The role of IL-10 in long-term non-progressors

Sean R Hosein
ACRIA Update, Vol. 11, No. 1, Winter 2001/2002

After becoming HIV-positive, most people usually remain physically well for years. During this time, despite outward appearances, HIV is constantly attacking the immune system.

As the damage from HIV builds up, levels of important immune cells called CD4+ T cells gradually decline. Eventually the body is unable to repair the damaged immune system, leading to an AIDS diagnosis. This decline in the immune system is called disease progression.
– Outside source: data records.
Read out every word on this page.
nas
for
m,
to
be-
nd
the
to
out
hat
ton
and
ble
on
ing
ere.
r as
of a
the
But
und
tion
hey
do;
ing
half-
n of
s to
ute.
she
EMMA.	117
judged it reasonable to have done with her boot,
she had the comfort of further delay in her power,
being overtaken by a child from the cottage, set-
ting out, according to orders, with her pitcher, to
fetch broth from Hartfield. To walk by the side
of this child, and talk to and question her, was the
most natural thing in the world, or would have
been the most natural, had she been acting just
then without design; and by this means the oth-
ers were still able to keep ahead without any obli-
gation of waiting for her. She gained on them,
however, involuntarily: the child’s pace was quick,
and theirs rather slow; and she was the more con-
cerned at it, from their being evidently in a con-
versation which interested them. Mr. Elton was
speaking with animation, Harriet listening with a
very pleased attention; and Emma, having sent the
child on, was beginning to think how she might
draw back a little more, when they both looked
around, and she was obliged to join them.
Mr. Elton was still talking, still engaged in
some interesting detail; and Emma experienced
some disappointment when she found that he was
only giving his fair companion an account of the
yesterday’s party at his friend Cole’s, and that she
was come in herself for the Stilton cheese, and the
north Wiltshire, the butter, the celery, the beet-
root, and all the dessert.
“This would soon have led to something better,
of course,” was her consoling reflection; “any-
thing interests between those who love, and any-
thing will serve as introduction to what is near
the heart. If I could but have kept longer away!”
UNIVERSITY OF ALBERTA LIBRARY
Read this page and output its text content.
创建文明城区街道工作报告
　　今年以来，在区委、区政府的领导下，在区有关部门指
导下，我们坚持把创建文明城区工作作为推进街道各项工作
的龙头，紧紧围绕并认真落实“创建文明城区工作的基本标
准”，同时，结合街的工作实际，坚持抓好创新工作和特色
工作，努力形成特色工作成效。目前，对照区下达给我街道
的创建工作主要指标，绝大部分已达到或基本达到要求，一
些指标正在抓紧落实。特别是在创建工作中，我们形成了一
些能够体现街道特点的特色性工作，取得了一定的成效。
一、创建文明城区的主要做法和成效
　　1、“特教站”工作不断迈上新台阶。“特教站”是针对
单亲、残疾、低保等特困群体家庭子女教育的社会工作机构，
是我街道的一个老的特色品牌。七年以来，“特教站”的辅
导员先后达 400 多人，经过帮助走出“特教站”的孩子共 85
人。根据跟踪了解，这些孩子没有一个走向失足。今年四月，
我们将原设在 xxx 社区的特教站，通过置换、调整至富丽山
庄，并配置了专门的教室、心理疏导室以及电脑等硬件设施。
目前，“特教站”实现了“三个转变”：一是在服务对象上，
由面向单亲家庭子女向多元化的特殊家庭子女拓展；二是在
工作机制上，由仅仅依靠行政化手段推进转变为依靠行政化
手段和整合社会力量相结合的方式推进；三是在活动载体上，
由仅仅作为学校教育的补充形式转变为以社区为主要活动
It is noteworthy that a small proportion of people have a very different response to HIV — one that is found in only about 1% of HIV positive people. Researchers have found that this minority has relatively high and stable CD4+ T cells, low amounts of HIV in the blood, and no symptoms of HIV-related disease for prolonged periods. These people are not taking anti-HIV therapy and are called long-term non-progressors (LTNPs).

There may be several reasons that some people with HIV become LTNPs. Some are simply lucky to be born with immune cells that are difficult for HIV to enter and infect. Others may be infected with a relatively weak form of HIV. Yet research is accumulating that suggests that a vigorous immune response against HIV may play a role in helping to keep LTNPs healthy. If this immune response could be understood, perhaps better therapies against HIV could be developed.